De ministers van EL&I en OCW hebben voor het bevorderen van kennisuitwisseling tussen onderwijsinstellingen en ondernemers ieder € 15 miljoen beschikbaar gesteld voor de periode van 2008–2012. Zie voor verdere toelichting de begroting van het ministerie van EL&I, beleidsartikel 13, «Een excellent ondernemingsklimaat».

Professionele masteropleidingen (op basis van oude subsidieregeling)

De middelen zijn beschikbaar voor de afwikkeling van de tijdelijke financiering van arbeidsmarktrelevante hbo-masters in prioritaire gebieden, die eerder zijn toegekend op basis van de «Subsidieregeling postinitiële masteropleidingen hoger beroepsonderwijs» (Stcrt. 2010, 4950).

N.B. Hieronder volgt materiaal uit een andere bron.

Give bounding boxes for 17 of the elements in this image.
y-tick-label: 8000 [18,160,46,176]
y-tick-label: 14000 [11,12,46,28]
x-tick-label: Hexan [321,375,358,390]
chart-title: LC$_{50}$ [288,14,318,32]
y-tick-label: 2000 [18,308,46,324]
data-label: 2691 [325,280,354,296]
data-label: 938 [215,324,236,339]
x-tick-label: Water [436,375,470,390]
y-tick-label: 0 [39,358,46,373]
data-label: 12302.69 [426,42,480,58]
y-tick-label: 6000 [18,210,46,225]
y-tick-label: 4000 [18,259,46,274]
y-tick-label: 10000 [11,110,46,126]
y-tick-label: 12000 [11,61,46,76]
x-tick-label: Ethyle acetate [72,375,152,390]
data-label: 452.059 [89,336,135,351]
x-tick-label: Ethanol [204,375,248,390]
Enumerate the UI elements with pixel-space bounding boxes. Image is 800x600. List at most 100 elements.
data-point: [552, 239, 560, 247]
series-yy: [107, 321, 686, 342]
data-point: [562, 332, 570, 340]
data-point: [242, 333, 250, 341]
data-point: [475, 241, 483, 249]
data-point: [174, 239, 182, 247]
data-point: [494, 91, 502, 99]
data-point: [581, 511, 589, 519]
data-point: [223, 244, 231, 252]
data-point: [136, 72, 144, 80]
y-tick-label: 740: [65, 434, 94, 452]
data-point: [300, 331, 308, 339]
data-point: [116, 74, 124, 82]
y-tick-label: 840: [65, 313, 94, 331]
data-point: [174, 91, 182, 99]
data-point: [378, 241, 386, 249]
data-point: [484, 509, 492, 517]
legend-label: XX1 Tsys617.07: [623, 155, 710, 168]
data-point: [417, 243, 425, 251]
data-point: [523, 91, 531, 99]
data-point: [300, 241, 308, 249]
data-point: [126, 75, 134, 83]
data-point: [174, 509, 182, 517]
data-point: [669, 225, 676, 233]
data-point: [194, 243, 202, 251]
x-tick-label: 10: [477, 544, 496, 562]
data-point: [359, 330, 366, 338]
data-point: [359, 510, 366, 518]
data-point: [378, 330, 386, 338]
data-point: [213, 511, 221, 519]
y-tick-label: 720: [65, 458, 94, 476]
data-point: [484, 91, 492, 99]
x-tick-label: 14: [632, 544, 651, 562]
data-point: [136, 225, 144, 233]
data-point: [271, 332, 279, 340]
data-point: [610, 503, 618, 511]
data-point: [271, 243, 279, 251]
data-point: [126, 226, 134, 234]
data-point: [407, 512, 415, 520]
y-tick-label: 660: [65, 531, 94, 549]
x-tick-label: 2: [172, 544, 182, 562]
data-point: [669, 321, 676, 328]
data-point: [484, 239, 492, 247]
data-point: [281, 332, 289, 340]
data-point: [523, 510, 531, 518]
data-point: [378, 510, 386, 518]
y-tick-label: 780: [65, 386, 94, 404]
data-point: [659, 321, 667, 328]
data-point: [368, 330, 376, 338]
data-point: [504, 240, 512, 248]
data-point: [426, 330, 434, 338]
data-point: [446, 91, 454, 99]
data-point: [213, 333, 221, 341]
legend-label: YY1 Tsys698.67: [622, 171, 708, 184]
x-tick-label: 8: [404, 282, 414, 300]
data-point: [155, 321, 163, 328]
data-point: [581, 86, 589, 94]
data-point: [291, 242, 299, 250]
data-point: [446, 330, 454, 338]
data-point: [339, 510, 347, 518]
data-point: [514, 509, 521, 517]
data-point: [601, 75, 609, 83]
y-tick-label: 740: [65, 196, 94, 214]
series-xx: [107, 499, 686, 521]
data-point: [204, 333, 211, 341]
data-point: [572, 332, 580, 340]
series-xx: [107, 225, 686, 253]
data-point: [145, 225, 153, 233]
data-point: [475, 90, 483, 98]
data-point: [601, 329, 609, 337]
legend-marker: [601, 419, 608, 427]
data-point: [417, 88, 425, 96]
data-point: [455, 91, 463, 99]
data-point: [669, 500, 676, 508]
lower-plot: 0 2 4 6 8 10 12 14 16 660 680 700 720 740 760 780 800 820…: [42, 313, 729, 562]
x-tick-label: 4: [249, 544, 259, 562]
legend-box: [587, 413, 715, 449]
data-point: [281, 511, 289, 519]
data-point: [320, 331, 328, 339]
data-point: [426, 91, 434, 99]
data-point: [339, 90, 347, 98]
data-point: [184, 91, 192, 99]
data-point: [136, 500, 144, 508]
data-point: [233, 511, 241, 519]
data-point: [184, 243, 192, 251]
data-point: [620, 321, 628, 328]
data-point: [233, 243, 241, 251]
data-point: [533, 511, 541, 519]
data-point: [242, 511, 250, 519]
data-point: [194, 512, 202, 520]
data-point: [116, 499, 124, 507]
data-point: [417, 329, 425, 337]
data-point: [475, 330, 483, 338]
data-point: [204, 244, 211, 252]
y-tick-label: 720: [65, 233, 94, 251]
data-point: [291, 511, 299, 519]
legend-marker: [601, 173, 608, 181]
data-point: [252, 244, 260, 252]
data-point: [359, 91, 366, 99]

Deltaplan/Investeringsagenda bèta en techniek

In 2012 wordt de laatste tranche uitgekeerd van het (oude FES-)project «Investeringsimpuls mobiliteit exacte docenten aan universiteiten en bovenbouw havo/vwo».

Sectorplan mbo-hbo techniek 2011–2016/Centres of Expertise

Hiermee worden de centres of expertise hbo en de centra voor innovatief vakmanschap mbo gefinancierd (zie ook het sectorplan mbo-techniek en het sectorplan hbo-techniek; Kamerstuk 32 123 VIII, nr. 148). Deze centra, die met cofinanciering van bedrijven tot stand komen, zijn gericht op toponderwijs, toponderzoek en innovaties.

Excellentie in onderwijs: binnen- en buitenlands talent (Sirius Programma)

Het onderwijs moet voor toppers een passend en uitdagend aanbod bieden. Om excellentie verder te stimuleren worden met de universiteiten en hogescholen prestatieafspraken gemaakt over het percentage studenten dat deelneemt aan excellent onderwijs. Hierbij wordt het huidige streefcijfer van 10% gehanteerd.